|By Peter Maass
The mosque was on death row. An execution date had not been pronounced, of course, but the Ferhad Pasha mosque was living on borrowed time when I walked through its front gate in the summer of 1992. Nationalist Serbs controlled Banja Luka and were well on their way to destroying all symbols of Muslim culture, and none was so historic or important as Ferhad Pasha, built in 1583 during the Ottoman Empire.
A few months later, on May 7, 1993, people who lived near the mosque were woken from their sleep by an explosion that made the earth tremble under their homes. Antitank mines were detonated under the ancient building’s foundations, turning it to rubble, which was carted away to a secret dump. All that was left behind was a blackened patch of ground. The “ethnic cleansers” hoped that destroying the spiritual heart of their community would ensure Muslims would leave their homes and never return. Across Bosnia this was done, as one mosque after another was turned to pebbles and dust. With each explosion, a war crime was committed.
International guidelines protecting cultural property against damage and theft date back to the American Civil War. The carnage of that war led to the 1863 Lieber Code, which gave protected status to libraries, scientific collections, and art works. The code applied only to American troops but influenced a series of international accords leading to the 1954 Convention for the Protection of Cultural Property. The convention’s definition of cultural property is broad, including significant architectural monuments, art works, books or manuscripts of artistic or historical significance, museums, large libraries, archives, archaeological sites, and historic buildings. The convention was strengthened by the Additional Protocols of 1977, of which Article 53 prohibits “any acts of hostility directed against the historic monuments, works of art or places of worship which constitute the cultural or spiritual heritage of peoples.” It’s important to note that the protocols established protections against the destruction of other types of civilian property not linked to military actions or uses.

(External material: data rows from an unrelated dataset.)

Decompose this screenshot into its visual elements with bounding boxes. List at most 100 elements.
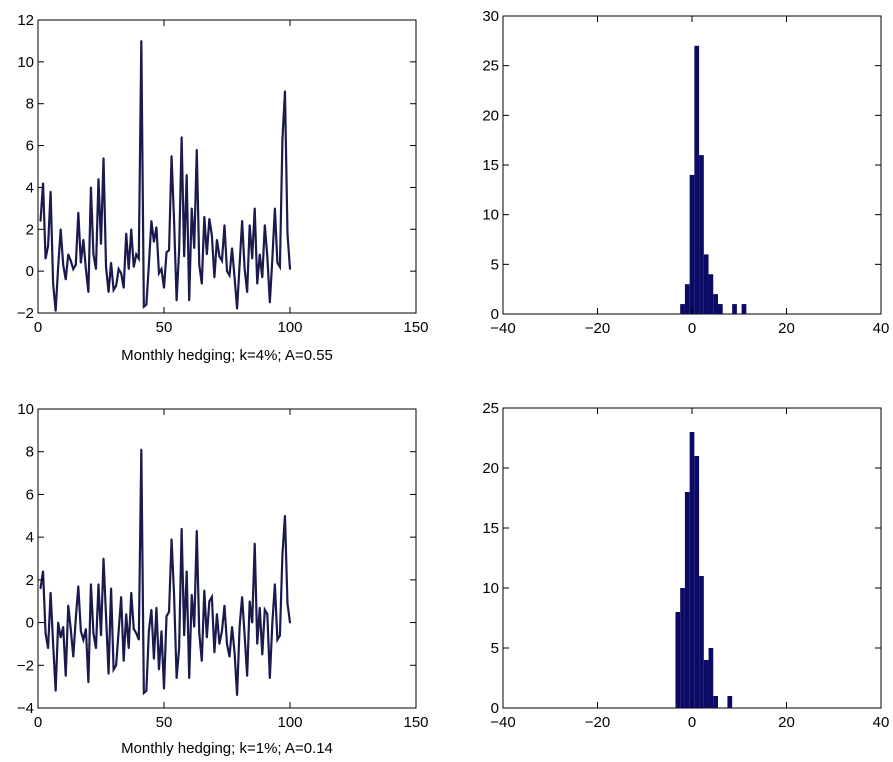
- data-point: [253, 542, 256, 545]
- panel-histogram-k4: −40 −20 0 20 40 0 5 10 15 20 25 30: [482, 8, 889, 337]
- x-tick-label: 40: [873, 714, 890, 731]
- data-point: [110, 587, 112, 590]
- x-tick-label: 0: [34, 714, 42, 731]
- data-point: [105, 266, 107, 268]
- data-point: [243, 268, 246, 270]
- data-point: [203, 589, 206, 592]
- data-point: [153, 240, 155, 243]
- data-point: [185, 570, 188, 573]
- y-tick-label: 8: [26, 96, 34, 113]
- data-point: [59, 636, 62, 639]
- histogram-bars: [680, 45, 747, 315]
- data-point: [188, 677, 191, 679]
- axis-ticks: 0 50 100 150 −4 −2 0 2 4 6 8 10: [17, 401, 429, 731]
- data-point: [218, 255, 221, 258]
- data-point: [120, 596, 123, 598]
- data-point: [231, 247, 233, 250]
- data-point: [180, 527, 183, 530]
- data-point: [52, 282, 55, 285]
- x-tick-label: 0: [34, 319, 42, 336]
- histogram-bar: [689, 432, 695, 708]
- x-tick-label: −40: [490, 714, 515, 731]
- histogram-bar: [694, 456, 700, 708]
- data-point: [74, 617, 77, 620]
- data-point: [273, 207, 276, 210]
- data-point: [233, 276, 236, 279]
- data-point: [122, 286, 125, 289]
- x-tick-label: 0: [688, 320, 696, 337]
- data-point: [147, 263, 150, 266]
- y-tick-label: −2: [17, 305, 34, 322]
- data-point: [268, 677, 271, 679]
- data-point: [90, 583, 92, 586]
- data-point: [140, 40, 143, 42]
- data-point: [281, 138, 284, 141]
- data-point: [79, 630, 82, 633]
- data-point: [100, 634, 102, 637]
- series-line: [39, 40, 292, 312]
- data-point: [115, 284, 118, 287]
- data-point: [190, 207, 193, 210]
- data-point: [107, 672, 110, 675]
- data-point: [160, 630, 163, 633]
- data-point: [178, 249, 181, 252]
- data-point: [47, 647, 49, 650]
- x-tick-label: 100: [277, 319, 302, 336]
- data-point: [135, 632, 138, 635]
- data-point: [185, 173, 188, 176]
- y-tick-label: −2: [17, 657, 34, 674]
- data-point: [95, 268, 97, 270]
- data-point: [90, 186, 92, 189]
- data-point: [155, 606, 158, 609]
- data-point: [163, 687, 165, 690]
- data-point: [127, 268, 130, 270]
- data-point: [77, 585, 80, 588]
- data-point: [130, 228, 133, 231]
- y-tick-label: −4: [17, 700, 34, 717]
- data-point: [84, 268, 87, 270]
- data-point: [145, 690, 148, 692]
- y-tick-label: 0: [26, 615, 34, 632]
- histogram-bar: [703, 660, 709, 708]
- y-tick-label: 15: [482, 520, 499, 537]
- histogram-bar: [699, 155, 704, 314]
- data-point: [256, 643, 259, 645]
- data-point: [263, 224, 266, 227]
- data-point: [82, 638, 85, 641]
- y-tick-label: 10: [482, 207, 499, 224]
- data-point: [248, 224, 251, 227]
- data-point: [160, 268, 163, 270]
- data-point: [203, 215, 206, 218]
- data-point: [147, 630, 150, 633]
- histogram-bar: [708, 274, 714, 314]
- data-point: [198, 263, 201, 266]
- histogram-bar: [713, 294, 718, 314]
- x-tick-label: 40: [873, 320, 890, 337]
- histogram-bar: [684, 492, 690, 708]
- histogram-bar: [694, 45, 700, 315]
- y-tick-label: 25: [482, 400, 499, 417]
- data-point: [289, 621, 291, 624]
- data-point: [59, 228, 62, 231]
- y-tick-label: 5: [491, 640, 499, 657]
- y-tick-label: 6: [26, 486, 34, 503]
- y-tick-label: 2: [26, 572, 34, 589]
- data-point: [140, 448, 143, 451]
- histogram-bar: [684, 284, 690, 314]
- data-point: [137, 638, 140, 641]
- data-point: [289, 268, 291, 270]
- data-point: [102, 557, 105, 560]
- data-point: [226, 643, 228, 645]
- data-point: [243, 634, 246, 637]
- data-point: [268, 301, 271, 304]
- data-point: [112, 289, 115, 291]
- data-point: [246, 291, 249, 293]
- data-point: [92, 253, 95, 256]
- data-point: [49, 591, 52, 594]
- y-tick-label: 10: [17, 401, 34, 418]
- data-point: [155, 226, 158, 229]
- data-point: [173, 220, 175, 222]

Article 53 also prohibits the use of cultural property “in support of the military effort”—for example, using a national historical building as a command center. In such cases, destruction or damage of cultural property is not necessarily a war crime. The 1954 convention states that the obligation to not harm cultural property “may be waived only in cases where military necessity imperatively requires such a waiver.” The phrase “military necessity” is not defined in the convention, though it would likely apply, for example, to a church damaged during a bombing raid on an adjacent weapons factory, or a museum destroyed because it was being used as an arms depot.
The Nuremberg Trials after World War II marked the first time that individuals were held accountable for cultural war crimes. Several Nazi officials were sentenced to death for a panoply of violations that included the destruction of cultural property. Following that precedent, the Yugoslavia War Crimes Tribunal was empowered to prosecute individuals deemed responsible for the “seizure of, destruction or wilful damage done to institutions dedicated to religion, charity and education, the arts and sciences, historic monuments and works of art and science.” However, the conventions related to cultural war crimes do not spell out the penalties that should be handed down for violations.
The destruction of the Ferhad Pasha mosque easily qualifies as a war crime. At the time, Banja Luka was under the firm political and military control of Serbs, and there was no fighting in the city or in the area immediately around it. The historic mosque could not be regarded as a military target; the few Muslims who remained in Banja Luka were using it only as a house of worship. Nonetheless, it was destroyed.